Wenn sich da mal nicht ein Bestseller am Markt anbahnt: „Anna, Felix, das Haus und die Energie“, heißt das Buch. Es soll uns zeigen, „wie Energieeffizienz und Nachhaltigkeit zusammenhängen“. Nein, nicht uns, sondern Kindern im Grundschulalter, wie es in der Werbeschrift des „Detail“-Verlages heißt. Da werden die Kids wohl darauf gewartet haben. Es kommt gerade rechtzeitig. Jetzt, da Harry Potter Literaturgeschichte ist, wartet der Kinderbuchmarkt auf einen neuen Renner.
Gut, dass der Verlag „lustige Zeichnungen“ in Aussicht stellt, denn Respekt für das Ganze Thema soll ein „Ungeheuer“ einflößen, und das heißt in dem Buch „Klimakatastrophe“. Gut auch deshalb, weil der Untertitel vielleicht doch nicht jeden Steppke jubeln lassen wird, wenn das Büchlein unter dem Weihnachtsbaum liegt: „Eine kurze Geschichte über Energie, CO2 und Architektur“, lautet der. Das habe ich mir schon immer gewünscht, Danke Mami und Papi.
Und dann geht es auch schon los. In tödlichen Fluten untergegangene Häuser, Gerippe von vertrockneten Tierkadavern in der Wüste, ein süßer Hund, der nichts mehr zu trinken findet und dem vor Durst die Zunge aus dem Hals hängt, der
unvermeidliche verzweifelte Eisbär auf einsamer, schmelzender Scholle, an solchen „lustigen Zeichnungen“ – in der Anmutung banaler Witzzeichnungen aus den 50er-Jahre-Illustrierten – sollen sich die Kleinen aufrichten. „Ungeheuer Klimakatastrophe“, Weltuntergang pur, da kommt Begeisterung auf. Aber da kommt der edle Ritter und Architekt, und zeigt den Kleinen, wie man all dies verhindern kann, wenn er alles richtig gemacht hat. Klimaschutz, Nullenergie-Haus, Kinder, macht euch keine Sorgen! Textprobe: „Die tief stehende Sonne heizt das Haus durch die großen Glasscheiben auf. Auch Anna heizt das Haus mit ihrer Körpertemperatur. Mit der Dämmung ist es wie mit dem dicken Pullover von Felix, der keine Wärme nach draußen lässt. Ein Lüftungsgerät auf dem Dach tauscht alte gegen frische Luft aus, ohne dass Wärme aus dem Haus entweicht.“ Spannung pur.

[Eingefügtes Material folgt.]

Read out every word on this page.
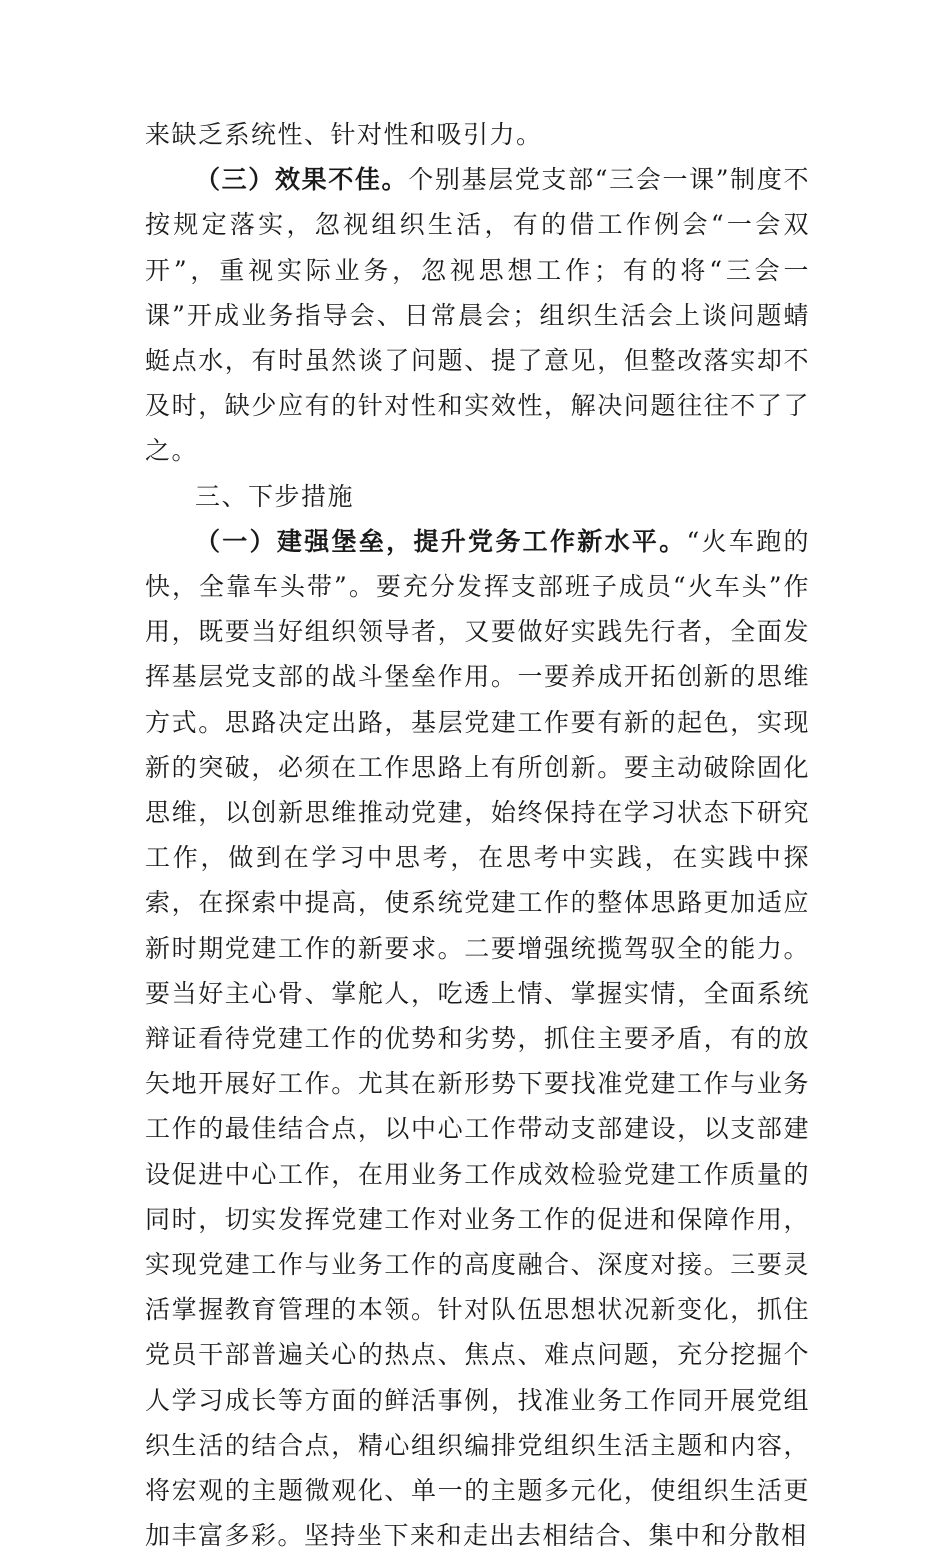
来缺乏系统性、针对性和吸引力。

（三）效果不佳。个别基层党支部“三会一课”制度不按规定落实，忽视组织生活，有的借工作例会“一会双开”，重视实际业务，忽视思想工作；有的将“三会一课”开成业务指导会、日常晨会；组织生活会上谈问题蜻蜓点水，有时虽然谈了问题、提了意见，但整改落实却不及时，缺少应有的针对性和实效性，解决问题往往不了了之。

三、下步措施

（一）建强堡垒，提升党务工作新水平。“火车跑的快，全靠车头带”。要充分发挥支部班子成员“火车头”作用，既要当好组织领导者，又要做好实践先行者，全面发挥基层党支部的战斗堡垒作用。一要养成开拓创新的思维方式。思路决定出路，基层党建工作要有新的起色，实现新的突破，必须在工作思路上有所创新。要主动破除固化思维，以创新思维推动党建，始终保持在学习状态下研究工作，做到在学习中思考，在思考中实践，在实践中探索，在探索中提高，使系统党建工作的整体思路更加适应新时期党建工作的新要求。二要增强统揽驾驭全的能力。要当好主心骨、掌舵人，吃透上情、掌握实情，全面系统辩证看待党建工作的优势和劣势，抓住主要矛盾，有的放矢地开展好工作。尤其在新形势下要找准党建工作与业务工作的最佳结合点，以中心工作带动支部建设，以支部建设促进中心工作，在用业务工作成效检验党建工作质量的同时，切实发挥党建工作对业务工作的促进和保障作用，实现党建工作与业务工作的高度融合、深度对接。三要灵活掌握教育管理的本领。针对队伍思想状况新变化，抓住党员干部普遍关心的热点、焦点、难点问题，充分挖掘个人学习成长等方面的鲜活事例，找准业务工作同开展党组织生活的结合点，精心组织编排党组织生活主题和内容，将宏观的主题微观化、单一的主题多元化，使组织生活更加丰富多彩。坚持坐下来和走出去相结合、集中和分散相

Keine Frage, da hat der Fachmann gesprochen, der weiß, wie man die Fünfjährigen gleich mal vorbereitet auf den richtigen Kurs in der Klimaschutzdebatte. Dämmen bis es mieft? Oder kann man das vermeiden? Natürlich, Papi, da ist doch die Lüftung auf dem Dach, und es entweicht auch keine Wärme. „Mami, Mami, es hat gar nicht geschimmelt“, jubeln wir doch da alle gleich mit. Na also, geht doch. So besiegt man Ungeheuer.
Es ist – mal wieder – der klassische Fall. Wir kennen so etwas aus den verschiedenen Epochen der letzten Zeit. Der Kampf gegen das Böse für eine heile Welt, der die ganze Ideologie verpacken muss, mit der die Erwachsenen, die Buchautoren oder gar die Kultusbehörden zwar die Kinder beschenken, sich aber vor allem selbst zufrieden stellen und ihr Gewissen beruhigen wollen. Die Ideologie in dem Fall: die Klimakatastrophe, bei der die Kinder zum rechten Glauben herangezogen werden sollen, und zwar frühzeitig. Was man hat, hat man, ist die Devise.
Ganz abgesehen davon, dass der Fachverlag für Architektur damit gehörige Lobbyarbeit für sein eigenes Geschäft leistet.
Es wird nicht aufgehen. Kinder können vor allem eines nicht leiden: Bücher, mit denen ihnen etwas untergejubelt werden soll. Schulbücher zählen nicht unbedingt zu ihrer Lieblingslektüre. Schriften mit verstecktem oder auch nur oberflächlich kaschiertem pädagogische Impetus prallen an ihnen schlicht ab. Viele Gutmeinende und Gutmenschen haben sich schon die Finger wund geschrieben für gute Sachen und sind bei den Kleinen einfach abgeblitzt.
Eines macht Hoffnung: Die Wahrscheinlichkeit ist groß, dass solche triefenden Schriften langfristig eher den kritischen Geist bei ihnen fördern.